MARD simplifies access to financing for farmers: debureaucratic procedures and support
The decision adopted on Thursday aims to modernize and simplify the way in which funds intended to guarantee agricultural loans are managed. Thus, developed on the basis of GO no. 19/2025, the normative act eliminates bureaucratic barriers and optimizes financial flows to support the common agricultural policies.
The new legal framework aims to streamline the activity of the guarantee funds (FGCR and FNGCIMM) through the following key measures:
Alignment of accounting records with international standards in the field: the obligation to record the amounts made available by MARD as „subordinated loans” has been eliminated. These will be highlighted distinctly, reflecting more accurately the financial reality and accelerating reporting processes.
Clarity in risk assumption: the Romanian state, through MARD, directly assumes the credit risk for commitments contracted through guarantee funds. This clarification provides greater security to banking partners and, implicitly, better conditions for farmers.
Uniform rules for the reintegration of funds: a uniform mechanism has been created through which the amounts used to pay the executed guarantees can be re-integrated directly from the state budget. This ensures the continuity of the guarantee flow without financial blockages.

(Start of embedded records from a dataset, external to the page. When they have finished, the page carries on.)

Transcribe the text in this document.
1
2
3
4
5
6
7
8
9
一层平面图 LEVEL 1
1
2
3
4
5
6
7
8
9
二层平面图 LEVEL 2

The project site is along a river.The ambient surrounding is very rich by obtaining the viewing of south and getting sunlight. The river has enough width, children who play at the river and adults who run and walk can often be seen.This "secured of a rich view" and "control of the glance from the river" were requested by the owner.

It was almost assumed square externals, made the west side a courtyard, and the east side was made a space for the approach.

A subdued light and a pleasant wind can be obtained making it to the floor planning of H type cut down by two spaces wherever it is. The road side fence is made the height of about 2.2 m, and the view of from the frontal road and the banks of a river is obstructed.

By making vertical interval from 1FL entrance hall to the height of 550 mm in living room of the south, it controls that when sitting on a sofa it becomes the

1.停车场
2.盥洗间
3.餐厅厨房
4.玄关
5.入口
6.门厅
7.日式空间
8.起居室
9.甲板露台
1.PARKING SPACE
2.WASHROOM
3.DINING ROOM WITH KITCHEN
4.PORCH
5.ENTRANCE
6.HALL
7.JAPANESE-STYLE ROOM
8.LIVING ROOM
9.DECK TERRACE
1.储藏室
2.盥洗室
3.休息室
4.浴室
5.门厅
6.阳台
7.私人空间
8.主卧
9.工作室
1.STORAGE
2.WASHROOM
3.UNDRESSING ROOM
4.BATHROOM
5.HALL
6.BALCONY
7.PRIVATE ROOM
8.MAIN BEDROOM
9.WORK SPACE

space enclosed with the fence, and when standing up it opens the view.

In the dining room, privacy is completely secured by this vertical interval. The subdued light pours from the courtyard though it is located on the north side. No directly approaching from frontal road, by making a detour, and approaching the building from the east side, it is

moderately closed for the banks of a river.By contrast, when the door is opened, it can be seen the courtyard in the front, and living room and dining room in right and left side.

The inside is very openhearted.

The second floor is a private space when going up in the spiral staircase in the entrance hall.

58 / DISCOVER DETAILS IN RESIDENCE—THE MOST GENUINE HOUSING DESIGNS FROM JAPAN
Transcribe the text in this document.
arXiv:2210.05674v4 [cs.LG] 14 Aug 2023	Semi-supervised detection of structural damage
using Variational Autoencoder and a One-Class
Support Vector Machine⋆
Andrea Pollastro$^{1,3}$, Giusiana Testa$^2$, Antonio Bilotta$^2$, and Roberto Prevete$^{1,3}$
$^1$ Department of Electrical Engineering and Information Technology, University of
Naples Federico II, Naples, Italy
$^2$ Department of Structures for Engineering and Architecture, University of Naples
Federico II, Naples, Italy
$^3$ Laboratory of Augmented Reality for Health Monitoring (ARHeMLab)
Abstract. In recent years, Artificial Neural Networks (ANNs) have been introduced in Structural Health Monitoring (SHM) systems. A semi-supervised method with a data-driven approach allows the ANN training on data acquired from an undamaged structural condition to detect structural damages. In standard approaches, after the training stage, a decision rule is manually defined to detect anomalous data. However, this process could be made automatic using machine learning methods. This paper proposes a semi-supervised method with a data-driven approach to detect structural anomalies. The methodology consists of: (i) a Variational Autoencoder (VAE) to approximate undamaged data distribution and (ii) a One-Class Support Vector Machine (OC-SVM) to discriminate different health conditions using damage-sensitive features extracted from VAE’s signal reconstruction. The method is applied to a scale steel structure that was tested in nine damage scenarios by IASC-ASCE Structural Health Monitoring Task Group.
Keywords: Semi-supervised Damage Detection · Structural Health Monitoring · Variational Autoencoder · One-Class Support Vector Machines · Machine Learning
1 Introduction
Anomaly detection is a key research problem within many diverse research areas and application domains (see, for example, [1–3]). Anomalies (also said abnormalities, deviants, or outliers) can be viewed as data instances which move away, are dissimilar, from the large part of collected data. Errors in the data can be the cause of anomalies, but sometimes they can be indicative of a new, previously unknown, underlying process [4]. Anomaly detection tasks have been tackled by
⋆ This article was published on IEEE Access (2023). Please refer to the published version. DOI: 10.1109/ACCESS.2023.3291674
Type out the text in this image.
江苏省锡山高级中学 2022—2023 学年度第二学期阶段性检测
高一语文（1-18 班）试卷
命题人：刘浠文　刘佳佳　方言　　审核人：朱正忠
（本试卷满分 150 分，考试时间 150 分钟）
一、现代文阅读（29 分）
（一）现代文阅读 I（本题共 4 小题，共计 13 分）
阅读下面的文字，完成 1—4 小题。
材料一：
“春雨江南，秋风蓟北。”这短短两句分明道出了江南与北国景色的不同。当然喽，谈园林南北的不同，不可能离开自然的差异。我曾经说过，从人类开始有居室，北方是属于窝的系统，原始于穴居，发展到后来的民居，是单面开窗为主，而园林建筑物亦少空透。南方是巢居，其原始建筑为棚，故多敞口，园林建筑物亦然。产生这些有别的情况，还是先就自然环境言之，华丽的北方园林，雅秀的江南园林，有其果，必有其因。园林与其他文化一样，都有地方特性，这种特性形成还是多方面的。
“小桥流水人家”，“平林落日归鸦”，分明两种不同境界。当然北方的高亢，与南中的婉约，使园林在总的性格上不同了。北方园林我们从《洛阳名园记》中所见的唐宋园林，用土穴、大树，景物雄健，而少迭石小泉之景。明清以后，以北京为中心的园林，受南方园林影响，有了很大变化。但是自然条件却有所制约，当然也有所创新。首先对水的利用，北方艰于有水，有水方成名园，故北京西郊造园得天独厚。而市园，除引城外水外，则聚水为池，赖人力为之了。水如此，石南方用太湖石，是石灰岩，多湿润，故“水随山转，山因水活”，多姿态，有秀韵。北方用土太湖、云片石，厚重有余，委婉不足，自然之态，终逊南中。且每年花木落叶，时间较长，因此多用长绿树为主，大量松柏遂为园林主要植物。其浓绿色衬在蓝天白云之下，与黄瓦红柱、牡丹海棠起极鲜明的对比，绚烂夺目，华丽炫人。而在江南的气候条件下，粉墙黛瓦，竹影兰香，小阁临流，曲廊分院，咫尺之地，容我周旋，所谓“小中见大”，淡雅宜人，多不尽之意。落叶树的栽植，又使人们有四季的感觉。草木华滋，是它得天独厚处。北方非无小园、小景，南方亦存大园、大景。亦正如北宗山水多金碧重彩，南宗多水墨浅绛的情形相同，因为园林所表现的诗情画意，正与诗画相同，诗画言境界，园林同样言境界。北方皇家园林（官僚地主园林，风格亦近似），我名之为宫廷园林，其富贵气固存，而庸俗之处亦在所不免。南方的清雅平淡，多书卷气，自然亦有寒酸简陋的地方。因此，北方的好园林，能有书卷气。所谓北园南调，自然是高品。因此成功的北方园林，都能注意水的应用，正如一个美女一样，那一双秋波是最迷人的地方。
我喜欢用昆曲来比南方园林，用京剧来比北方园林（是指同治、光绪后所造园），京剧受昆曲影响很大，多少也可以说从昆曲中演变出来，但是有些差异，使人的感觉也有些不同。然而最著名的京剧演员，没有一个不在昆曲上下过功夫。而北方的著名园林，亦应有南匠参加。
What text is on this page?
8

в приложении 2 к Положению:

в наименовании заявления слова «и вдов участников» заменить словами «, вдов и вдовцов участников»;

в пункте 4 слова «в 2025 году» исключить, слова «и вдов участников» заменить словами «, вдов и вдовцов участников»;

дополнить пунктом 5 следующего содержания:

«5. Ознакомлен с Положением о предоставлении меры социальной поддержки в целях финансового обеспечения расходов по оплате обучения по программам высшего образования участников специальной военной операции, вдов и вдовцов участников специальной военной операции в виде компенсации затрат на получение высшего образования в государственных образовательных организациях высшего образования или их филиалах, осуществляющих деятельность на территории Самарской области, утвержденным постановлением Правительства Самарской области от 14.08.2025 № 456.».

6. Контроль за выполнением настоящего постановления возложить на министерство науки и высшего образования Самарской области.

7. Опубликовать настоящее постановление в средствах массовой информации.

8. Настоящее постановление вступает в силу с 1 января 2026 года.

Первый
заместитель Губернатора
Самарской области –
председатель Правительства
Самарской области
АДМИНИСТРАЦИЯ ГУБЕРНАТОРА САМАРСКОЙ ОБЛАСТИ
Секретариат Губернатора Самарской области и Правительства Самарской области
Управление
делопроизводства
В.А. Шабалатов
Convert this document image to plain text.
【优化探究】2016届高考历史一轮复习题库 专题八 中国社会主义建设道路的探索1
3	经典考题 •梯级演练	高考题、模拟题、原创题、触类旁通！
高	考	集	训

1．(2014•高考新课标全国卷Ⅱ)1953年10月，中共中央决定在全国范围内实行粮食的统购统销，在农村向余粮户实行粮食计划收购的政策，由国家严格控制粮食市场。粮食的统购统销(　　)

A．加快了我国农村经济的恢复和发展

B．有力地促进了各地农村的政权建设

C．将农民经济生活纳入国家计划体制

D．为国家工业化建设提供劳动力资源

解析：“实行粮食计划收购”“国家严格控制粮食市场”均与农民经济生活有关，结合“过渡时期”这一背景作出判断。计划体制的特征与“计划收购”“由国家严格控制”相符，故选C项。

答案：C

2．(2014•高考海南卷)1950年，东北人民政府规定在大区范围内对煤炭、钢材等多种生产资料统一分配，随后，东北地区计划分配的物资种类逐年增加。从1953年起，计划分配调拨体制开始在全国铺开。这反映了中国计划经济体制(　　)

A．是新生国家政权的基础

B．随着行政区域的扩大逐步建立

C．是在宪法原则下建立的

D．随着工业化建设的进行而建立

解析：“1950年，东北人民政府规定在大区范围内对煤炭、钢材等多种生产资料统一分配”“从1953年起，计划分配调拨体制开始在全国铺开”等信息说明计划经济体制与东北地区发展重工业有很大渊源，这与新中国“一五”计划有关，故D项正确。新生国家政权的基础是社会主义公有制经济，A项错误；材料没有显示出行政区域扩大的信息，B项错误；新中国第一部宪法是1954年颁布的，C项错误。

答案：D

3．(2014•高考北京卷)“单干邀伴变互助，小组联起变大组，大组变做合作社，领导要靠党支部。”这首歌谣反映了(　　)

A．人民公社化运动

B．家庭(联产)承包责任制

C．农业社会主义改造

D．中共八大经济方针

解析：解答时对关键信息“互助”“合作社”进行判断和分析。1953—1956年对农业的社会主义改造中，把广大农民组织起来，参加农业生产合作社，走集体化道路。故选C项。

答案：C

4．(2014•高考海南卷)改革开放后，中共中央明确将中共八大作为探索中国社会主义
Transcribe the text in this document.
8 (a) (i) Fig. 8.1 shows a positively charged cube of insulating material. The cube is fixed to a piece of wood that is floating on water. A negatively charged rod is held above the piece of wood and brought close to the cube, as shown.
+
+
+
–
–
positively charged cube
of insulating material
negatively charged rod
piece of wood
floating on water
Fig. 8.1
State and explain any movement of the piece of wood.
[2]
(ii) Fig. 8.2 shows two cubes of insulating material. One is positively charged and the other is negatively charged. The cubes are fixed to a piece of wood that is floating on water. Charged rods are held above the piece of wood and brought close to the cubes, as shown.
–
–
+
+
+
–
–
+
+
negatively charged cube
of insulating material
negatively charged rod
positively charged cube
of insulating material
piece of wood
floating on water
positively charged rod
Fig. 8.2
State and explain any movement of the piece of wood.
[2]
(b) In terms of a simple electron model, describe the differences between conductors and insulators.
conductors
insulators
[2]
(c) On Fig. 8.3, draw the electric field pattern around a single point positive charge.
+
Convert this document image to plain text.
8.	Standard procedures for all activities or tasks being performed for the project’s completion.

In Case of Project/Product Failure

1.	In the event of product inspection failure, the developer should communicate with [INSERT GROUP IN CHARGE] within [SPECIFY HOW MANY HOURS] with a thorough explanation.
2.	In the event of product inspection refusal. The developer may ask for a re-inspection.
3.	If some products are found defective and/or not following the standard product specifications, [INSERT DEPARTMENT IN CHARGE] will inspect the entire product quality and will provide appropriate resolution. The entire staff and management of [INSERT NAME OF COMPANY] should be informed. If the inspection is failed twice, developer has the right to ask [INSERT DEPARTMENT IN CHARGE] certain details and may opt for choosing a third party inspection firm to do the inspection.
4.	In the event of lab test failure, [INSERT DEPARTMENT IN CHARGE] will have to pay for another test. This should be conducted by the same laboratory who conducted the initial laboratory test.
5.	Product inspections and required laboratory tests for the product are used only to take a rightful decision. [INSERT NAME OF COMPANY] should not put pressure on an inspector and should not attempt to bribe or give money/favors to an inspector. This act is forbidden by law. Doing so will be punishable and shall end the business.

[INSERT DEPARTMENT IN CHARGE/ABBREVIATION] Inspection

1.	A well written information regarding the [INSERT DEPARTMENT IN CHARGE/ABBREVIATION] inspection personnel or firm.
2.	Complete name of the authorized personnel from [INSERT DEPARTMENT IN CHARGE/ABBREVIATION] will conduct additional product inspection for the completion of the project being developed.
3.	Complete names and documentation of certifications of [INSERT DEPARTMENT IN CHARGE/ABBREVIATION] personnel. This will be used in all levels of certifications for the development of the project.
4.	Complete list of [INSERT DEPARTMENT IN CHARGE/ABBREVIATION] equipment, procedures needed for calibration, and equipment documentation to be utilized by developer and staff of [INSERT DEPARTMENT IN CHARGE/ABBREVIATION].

Extended support for aquaculture and fisheries: the granting of letters of guarantee for the 2021–2027 Program is regulated, on the basis of the amounts managed by the FGCR and FNGCIMM, facilitating the absorption of European funds in this sector.
“Through this regulatory act, we are transforming guarantee mechanisms from rigid instruments into real levers for supporting farmers. We are simplifying accounting, clarifying risks and ensuring that unused funds return to the agricultural sector through new de minimis schemes or solid guarantees,” said the Minister of Agriculture and Rural Development, Florin-Ionuţ Barbu.
An important strategic change concerns the reuse of unused funds (including those remaining from the SAPARD Program or from the reimbursement of guaranteed loans). These amounts can be quickly directed towards increasing the share capital of the FGCR, financing de minimis schemes for which the MARD is the provider, or towards covering the costs of running support programs.